Вскоре прибежал Витька.

— Пап, мамка говорит: кончайте, обедать надо!

— Правильно говорит. Пошли руки мыть.

На этот раз Катерина хорошо помнила, чем надо кормить мужа. И Николай ел с удовольствием. Себе и Витьке она навела окрошку.

— Надорвешься вот, будет тогда, — сказала она Николаю.

— А мне Витек помогает, — Николай подмигнул сынишке. — Мы с ним можем и дом построить. И все, что захотите.

— Ладно уж, строители. Чтоб сейчас же поели и — спать.

— Нет уж, — Николай усмехнулся, — хватит мне одной такой ночки.

— А ты, сынок, ляжешь. День-то вон какой длинный.

— Ну-у, я с папкой.

— Началось теперь, — в общем-то спокойно заметила Катерина.

Николай опять не чувствовал какой-то их семейной близости, и это задевало его. Все вроде нормально: сидят за столом, едят, разговаривают… «Ерунда какая, — подумал Николай и даже головой тряхнул. — Дома же, что еще надо?»
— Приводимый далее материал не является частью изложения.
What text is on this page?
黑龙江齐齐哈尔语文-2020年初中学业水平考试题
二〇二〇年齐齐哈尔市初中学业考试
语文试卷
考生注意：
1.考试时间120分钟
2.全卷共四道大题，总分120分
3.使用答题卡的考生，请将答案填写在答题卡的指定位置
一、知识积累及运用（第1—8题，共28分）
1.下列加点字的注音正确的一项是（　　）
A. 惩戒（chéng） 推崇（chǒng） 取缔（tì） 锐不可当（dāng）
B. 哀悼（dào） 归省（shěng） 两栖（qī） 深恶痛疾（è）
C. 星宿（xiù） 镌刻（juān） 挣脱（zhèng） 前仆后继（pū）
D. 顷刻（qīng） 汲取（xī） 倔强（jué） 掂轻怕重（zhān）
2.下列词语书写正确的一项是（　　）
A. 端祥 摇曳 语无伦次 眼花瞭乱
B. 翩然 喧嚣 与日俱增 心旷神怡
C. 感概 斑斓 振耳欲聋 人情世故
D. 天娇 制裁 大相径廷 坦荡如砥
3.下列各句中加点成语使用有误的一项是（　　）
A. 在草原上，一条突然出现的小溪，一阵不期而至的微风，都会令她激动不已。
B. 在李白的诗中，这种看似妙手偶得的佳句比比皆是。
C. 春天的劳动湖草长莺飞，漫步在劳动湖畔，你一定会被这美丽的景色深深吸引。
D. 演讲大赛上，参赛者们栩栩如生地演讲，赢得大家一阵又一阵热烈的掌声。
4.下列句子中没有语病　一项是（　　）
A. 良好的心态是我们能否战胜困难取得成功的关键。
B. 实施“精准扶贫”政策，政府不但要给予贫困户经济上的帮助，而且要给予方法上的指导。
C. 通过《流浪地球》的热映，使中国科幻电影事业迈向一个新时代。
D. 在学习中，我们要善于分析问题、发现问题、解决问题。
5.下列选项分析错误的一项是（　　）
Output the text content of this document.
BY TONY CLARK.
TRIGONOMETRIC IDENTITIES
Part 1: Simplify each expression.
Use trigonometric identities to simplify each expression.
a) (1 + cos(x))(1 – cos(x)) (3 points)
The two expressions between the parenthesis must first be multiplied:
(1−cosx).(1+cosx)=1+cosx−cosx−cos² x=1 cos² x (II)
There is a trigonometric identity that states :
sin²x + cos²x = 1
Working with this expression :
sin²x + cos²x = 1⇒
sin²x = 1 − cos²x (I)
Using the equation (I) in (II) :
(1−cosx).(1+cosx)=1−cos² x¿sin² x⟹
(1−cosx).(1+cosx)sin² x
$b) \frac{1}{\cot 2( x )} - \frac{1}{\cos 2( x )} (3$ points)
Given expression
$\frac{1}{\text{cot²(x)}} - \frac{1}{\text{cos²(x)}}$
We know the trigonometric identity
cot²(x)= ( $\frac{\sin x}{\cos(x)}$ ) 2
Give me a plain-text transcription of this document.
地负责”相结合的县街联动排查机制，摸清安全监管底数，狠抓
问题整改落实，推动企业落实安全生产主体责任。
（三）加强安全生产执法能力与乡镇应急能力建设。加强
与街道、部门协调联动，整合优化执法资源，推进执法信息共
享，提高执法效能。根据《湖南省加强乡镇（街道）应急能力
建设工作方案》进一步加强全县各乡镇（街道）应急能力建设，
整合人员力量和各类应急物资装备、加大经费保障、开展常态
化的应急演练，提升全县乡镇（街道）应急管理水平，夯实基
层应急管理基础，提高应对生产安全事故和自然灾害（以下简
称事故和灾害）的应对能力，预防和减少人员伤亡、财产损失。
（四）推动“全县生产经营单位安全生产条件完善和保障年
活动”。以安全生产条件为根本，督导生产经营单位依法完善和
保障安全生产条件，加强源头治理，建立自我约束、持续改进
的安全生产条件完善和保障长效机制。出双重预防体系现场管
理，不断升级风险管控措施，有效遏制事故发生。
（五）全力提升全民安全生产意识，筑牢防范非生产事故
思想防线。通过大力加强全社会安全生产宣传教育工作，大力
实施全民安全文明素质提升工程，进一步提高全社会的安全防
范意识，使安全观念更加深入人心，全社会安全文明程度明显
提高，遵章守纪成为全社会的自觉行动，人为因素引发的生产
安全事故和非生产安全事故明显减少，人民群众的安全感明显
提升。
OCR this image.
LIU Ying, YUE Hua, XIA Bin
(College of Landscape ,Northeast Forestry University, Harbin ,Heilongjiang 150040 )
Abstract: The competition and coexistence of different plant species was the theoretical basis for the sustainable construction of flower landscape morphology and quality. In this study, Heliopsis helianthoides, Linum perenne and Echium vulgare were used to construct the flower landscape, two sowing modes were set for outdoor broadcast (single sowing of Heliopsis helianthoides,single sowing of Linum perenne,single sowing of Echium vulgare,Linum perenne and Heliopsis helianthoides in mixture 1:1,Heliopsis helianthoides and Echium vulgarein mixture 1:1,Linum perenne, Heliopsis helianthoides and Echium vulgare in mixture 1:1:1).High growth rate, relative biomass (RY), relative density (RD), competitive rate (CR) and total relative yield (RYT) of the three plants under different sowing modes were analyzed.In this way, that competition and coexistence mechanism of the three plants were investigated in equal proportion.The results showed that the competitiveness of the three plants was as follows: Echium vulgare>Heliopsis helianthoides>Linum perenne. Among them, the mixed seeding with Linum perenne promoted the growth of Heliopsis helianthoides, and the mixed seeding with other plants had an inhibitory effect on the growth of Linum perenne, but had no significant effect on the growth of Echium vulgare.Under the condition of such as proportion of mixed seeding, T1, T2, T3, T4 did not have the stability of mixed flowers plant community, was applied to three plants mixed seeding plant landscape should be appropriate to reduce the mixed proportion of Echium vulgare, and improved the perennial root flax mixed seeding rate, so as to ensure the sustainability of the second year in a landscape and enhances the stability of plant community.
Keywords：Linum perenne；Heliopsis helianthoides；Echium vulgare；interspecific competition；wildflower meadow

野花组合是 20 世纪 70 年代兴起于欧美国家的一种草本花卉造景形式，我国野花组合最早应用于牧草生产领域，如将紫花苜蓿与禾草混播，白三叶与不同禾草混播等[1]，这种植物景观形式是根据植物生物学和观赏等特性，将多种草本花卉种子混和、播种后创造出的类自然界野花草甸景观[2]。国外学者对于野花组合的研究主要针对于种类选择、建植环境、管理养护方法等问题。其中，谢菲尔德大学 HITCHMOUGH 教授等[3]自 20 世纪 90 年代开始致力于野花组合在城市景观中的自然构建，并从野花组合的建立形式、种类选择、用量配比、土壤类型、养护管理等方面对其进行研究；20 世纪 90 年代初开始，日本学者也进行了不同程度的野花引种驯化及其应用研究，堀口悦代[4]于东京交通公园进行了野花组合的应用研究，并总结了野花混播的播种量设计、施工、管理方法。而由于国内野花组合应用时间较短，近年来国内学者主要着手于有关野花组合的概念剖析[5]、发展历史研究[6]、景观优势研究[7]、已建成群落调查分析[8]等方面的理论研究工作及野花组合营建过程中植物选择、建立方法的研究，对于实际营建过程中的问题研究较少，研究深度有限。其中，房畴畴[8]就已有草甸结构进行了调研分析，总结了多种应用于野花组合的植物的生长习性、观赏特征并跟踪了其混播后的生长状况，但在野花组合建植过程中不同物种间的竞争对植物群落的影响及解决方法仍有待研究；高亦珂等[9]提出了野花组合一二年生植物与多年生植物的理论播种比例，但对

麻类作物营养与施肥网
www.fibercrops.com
После обеда Катерина уговорила все-таки Витьку лечь поспать, и сама легла с ним, а Николай снова пошел в баню. Во двор влетел с улицы пыльный вихрь, захватил солому и бумажки, пыхнул ему в лицо душной волной и разбился о сарай, разбросав во все стороны мусор. Тоскливо было сейчас и в поле, и на машинном дворе под голым солнцем, ежившимся в белесом небе. Сам Николай любил, когда начинался и заканчивался день, а еще ту пору ранней весны или осени, когда весь день похож на затянувшееся утро, или ясное и умытое, или тихое и туманное. А устоявшаяся сушь саму душу выматывает, не спасает и работа.

В возне с полами Николай однако забылся, обдумывая, как и что при его возможностях сделать посподручнее, понадежней. На корточки присесть он опасался и стоял на коленях, а, выравнивая рубанком соединения, наклонялся всем телом вперед и опирался на левую руку. Дело шло медленно, неловко, и хорошо, что был скрыт в эти часы от посторонних глаз.

Забив последний гвоздь обухом топора, он смел стружки под полок и лег на пол, вытянувшись с угла на угол. Так отдыхал, в общем-то довольный собой, таким его и застала Катерина. С интересом осмотрелась, оценила работу. Николай под ее взглядом поспешил подняться с пола.

— Натрудился? — спросила ровно.

— Да ничего… Жара.

Катерина притопнула ногой, обутой в новые вельветовые полуботинки, качнула головой.

— Ни одной гордячке не поверю, что без мужа ей лучше живется, — заявила вдруг. — Ну, ладно. Коль, схожу, ужин заварю этим… Надо баню еще протопить. Новую!

Оставшись один, Николай с радостным и самодовольным каким-то чувством вспоминал слова, сказанные женой, даже повторил про себя: «Ни одной гордячке не поверю, что одной ей лучше». Но потом, отыскивая, чем бы еще заняться, вдруг понял, что поспешил радоваться. Ведь могла она просто похвалить его, пусть пожалеть как-то, а вместо этого: «Ни одной гордячке не поверю». Значит, обо всем тут передумала одна и успела представить, каково ей будет без него, и, может быть, утешаясь, была уже согласна с «гордячками»…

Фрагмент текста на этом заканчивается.